Und das zweite Kind war ich ...“
    Konrads Pause ließ
mich nicken: Ich verstand. Schlagartig wurde mir übel.
    „Geht’s?“, fragte
er und ich bejahte leise. „Als Böhler von der Krankenschwester hörte, dass die
Eltern dich Walter nannten und die Affinität zu Walter Ulbricht belächelt
hatten, setzte er seinem Zynismus noch eins obenauf und nannte mich Konrad,
nach Konrad Adenauer.“
    Konrad bemerkte,
wie mir das Blut ins Gesicht stieg und ich leise zu lachen begann.

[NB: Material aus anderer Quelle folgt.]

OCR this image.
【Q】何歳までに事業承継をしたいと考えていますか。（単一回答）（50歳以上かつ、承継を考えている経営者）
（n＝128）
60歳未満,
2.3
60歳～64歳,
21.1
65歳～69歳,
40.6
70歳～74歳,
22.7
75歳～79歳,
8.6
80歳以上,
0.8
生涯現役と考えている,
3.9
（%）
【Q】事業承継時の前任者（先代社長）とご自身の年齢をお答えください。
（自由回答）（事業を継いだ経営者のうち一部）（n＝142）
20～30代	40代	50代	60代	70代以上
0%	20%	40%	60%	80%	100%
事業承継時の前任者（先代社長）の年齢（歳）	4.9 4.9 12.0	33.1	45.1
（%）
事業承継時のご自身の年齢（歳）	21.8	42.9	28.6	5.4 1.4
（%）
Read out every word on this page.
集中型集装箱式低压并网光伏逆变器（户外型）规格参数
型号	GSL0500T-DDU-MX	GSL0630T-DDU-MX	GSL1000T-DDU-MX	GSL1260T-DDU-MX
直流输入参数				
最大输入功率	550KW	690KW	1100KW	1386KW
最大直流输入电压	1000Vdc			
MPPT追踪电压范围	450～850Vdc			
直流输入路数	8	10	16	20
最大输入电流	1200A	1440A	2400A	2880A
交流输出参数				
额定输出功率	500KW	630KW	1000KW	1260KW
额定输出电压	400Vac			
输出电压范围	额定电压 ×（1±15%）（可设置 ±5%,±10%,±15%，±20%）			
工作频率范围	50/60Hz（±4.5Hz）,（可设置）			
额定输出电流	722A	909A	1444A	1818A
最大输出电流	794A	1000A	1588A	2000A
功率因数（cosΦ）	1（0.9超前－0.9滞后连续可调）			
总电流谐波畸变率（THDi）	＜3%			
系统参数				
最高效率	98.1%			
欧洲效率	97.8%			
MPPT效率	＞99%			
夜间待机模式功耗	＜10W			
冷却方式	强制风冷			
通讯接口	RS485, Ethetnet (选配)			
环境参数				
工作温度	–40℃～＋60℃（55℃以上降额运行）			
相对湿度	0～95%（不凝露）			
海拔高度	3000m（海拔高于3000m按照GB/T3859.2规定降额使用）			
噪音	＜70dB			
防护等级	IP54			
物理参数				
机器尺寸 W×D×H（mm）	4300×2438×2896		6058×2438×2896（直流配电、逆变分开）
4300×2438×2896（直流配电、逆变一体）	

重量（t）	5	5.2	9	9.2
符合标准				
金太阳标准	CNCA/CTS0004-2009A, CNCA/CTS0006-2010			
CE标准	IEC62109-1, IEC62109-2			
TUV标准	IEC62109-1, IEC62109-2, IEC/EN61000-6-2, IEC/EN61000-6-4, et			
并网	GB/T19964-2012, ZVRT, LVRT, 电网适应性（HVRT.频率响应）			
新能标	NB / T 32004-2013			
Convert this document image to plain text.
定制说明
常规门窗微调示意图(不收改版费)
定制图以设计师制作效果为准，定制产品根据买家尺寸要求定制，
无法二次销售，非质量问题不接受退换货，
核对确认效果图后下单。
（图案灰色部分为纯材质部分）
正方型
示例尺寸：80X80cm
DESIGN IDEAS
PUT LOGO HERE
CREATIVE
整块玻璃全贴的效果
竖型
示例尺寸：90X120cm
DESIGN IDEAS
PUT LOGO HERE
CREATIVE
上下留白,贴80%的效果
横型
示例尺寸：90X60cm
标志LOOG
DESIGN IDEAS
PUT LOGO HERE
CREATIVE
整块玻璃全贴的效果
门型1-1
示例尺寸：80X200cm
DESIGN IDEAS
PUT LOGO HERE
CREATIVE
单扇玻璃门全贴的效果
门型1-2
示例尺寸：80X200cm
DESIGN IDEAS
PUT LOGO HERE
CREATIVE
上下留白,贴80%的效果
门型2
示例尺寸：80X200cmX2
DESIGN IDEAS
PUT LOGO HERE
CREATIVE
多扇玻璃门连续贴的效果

„Entschuldige“, sagte ich kichernd, „aber das ist wirklich zu blöd!“
    Er ermahnte mich
mit seinem ernsten Blick, wartete jedoch meine aus der Verzweiflung geborene
unpassende Lach-Einlage ab und sprach weiter: „Unseren Eltern erzählte Böhler,
das zweite Kind wäre ein Mädchen gewesen. Es wäre tot. Nach dem Unfall schien
das glaubwürdig, und unsere Eltern würden das wohl überstehen. Er holte sich
zuvor grünes Licht bei einem Parteifunktionär, der diesen Coup als Geniestreich
wertete.“
    „Aber wozu das
Ganze, das ist doch völlig absurd!“, rief ich erschüttert.
    „Natürlich ist das
für dich absurd, aber es ergab nach ihrer Logik einen Sinn. In deiner gelernten
Logik ist das schwierig nachvollziehbar, doch wer die Verhältnisse in der DDR
kennt, sagt allenfalls, dass unser Fall ein höchst außergewöhnlicher, aber kein
unglaublicher ist. Ich sollte so erzogen werden, so aufwachsen wie du, eben um
dich eines Tages zu ersetzen.“
    „Und das alles nur
auf Verdacht, jahrelang und ohne Erfolgsgarantie?“ Ich verstand noch immer
nicht, worauf er hinauswollte.
    „Sollte sich die
Vermutung bestätigen, dass unser Vater ein berühmter Mann in einer
Schlüsselposition der Wissenschaft würde, so sollte ich in seine Nähe rücken,
um ihn auszuspionieren. Dieser Zeitpunkt ist jetzt gekommen. Dein Vater ist ein
wichtiger Mann geworden, ein weltweit führender Wissenschaftler in der
Genforschung. Und irgendetwas weiß er, was uns drüben überaus wertvoll ist.